Ardiata Traoré, par exemple, est devenu directrice de production de la fabrique de noix de cajou Burkinabé Gebana Burkina Sarl après avoir participé au MTP : " C'est ce que mes collègues ont dit de moi après avoir participé au MTP : " Vous réagissez d'une manière différente et plus professionnellement qu'auparavant. Au lieu d'être très agressif face à la situation, vous réagissez différemment d'une manière plus responsable " (...) MTP m'a permis de comprendre les différentes étapes de la chaîne de valeur de la noix de cajou : de l'établissement d'une ferme de noix de cajou, à l'entretien de la ferme, de la détermination de la qualité des noix de cajou brutes, aux différentes étapes de la transformation de la noix de cajou. Les connaissances acquises ont augmenté ma confiance en moi et je suis professionnellement mieux équipé pour surmonter les défis futurs auxquels je pourrais être confronté". Voir la vidéo d'Arditata sur le canal Youtube de ComCashew.

Pour plus des information sur les activités liées au genr, vozes notre fiche d'information sur le genre (seulement en anglais).
Informations sur le prix genre de la GIZ dans notre section news.

S&E

Le système de suivi et d'évaluation (S&E) de tous les projets A4SD est basé sur les principes et les normes de suivi de la GIZ. Le S&E implique l'observation systématique des résultats, de sorte que l'ensemble du processus de changement fait l'objet d'un suivi continu. De plus, la capacité de suivre les objectifs et leurs progrès à tout moment, accélère l'apprentissage des projets et met en évidence les domaines où des ajustements sont nécessaires. Outre l'apprentissage et le pilotage de projet, le S&E permet aux projets de rendre compte du développement du projet, vis-à-vis des bailleurs de fonds et des autres partenaires du projet.

Au début de la mise en œuvre, chaque projet A4SD a construit son propre système de S&E et a établi un plan de suivi. Lorsque le programme-cadre A4SD a été créé en 2016, en s'appuyant sur les projets individuels, il a introduit une nouvelle couche de suivi et d'évaluation : un système agrégé de suivi et d'évaluation de l'ensemble des projets en combinaison et – en combinaison - l'introduction d'indicateurs agrégés.

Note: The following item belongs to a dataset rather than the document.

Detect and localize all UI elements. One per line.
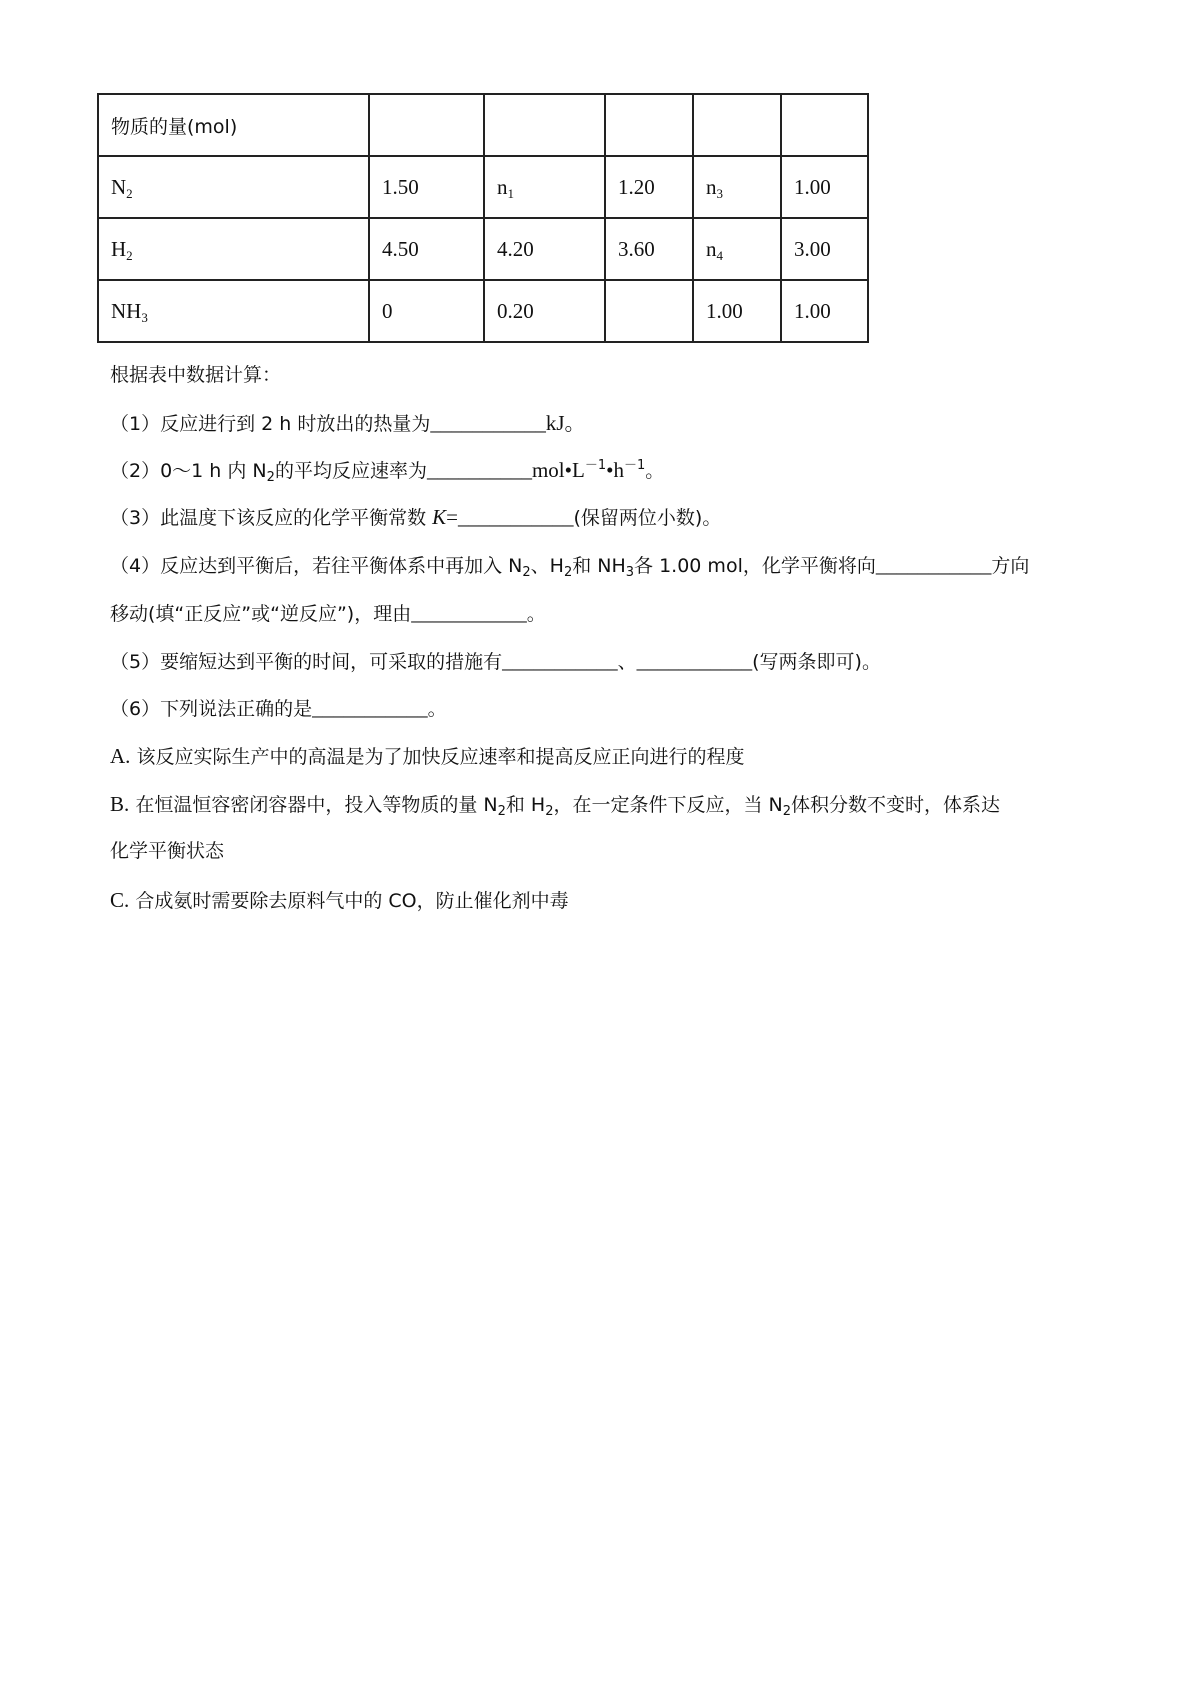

Ces indicateurs sont basés sur les objectifs de développement durable (ODD), les exigences du Plan Marshall pour l'Afrique du BMZ et les exigences internes de la GIZ pour les indicateurs agrégés. Les indicateurs les plus importants établis sont ceux qui concernent l'évolution des rendements, le revenu des agriculteurs, les effets sur l'emploi, et les contributions des partenaires au programme. Chacun des projets du programme collecte ces indicateurs au moyen de méthodes et d'outils coordonnés. Les plus importantes sont :

  • Rapports des partenaires de mise en œuvre pour suivre les progrès des activités mises en œuvre, par exemple : afin de connaître le nombre exact d'agriculteurs formés.
  • Enquêtes sur les rendements afin d'assurer le suivi de l'évolution des rendements et des taux d'application des BPA.
  • Études de cas économiques afin de disposer d'informations approfondies sur l'économie agricole et de recueillir des données sur l'évolution des revenus des agriculteurs.
  • Entretiens d'experts afin d'obtenir des données sectorielles telles que les volumes de production nationale des cultures d'intérêt.

 Les données générées à l'aide de ces méthodes nous permettent d'établir des rapports à grande échelle avec des techniques fiables. Nous faisons rapport au public, aux mandataires et à tout autre partenaires par ce sites Web, de fiches d'information et de rapports.
Ces résultats agrégés ne conduisent pas seulement à une communication à plus grande échelle et plus facile, mais aussi à des résultats qui peuvent être facilement comparés au sein des projets. Cela stimule le partage d'expériences et de connaissances, ce qui augmente encore la portée et l'efficacité. Par exemple, l'approche FBS a été adoptée et adaptée à d'autres projets au sein de la GIZ, intensifiant l'utilisation d'outils et d'approches efficaces au sein de l'organisation.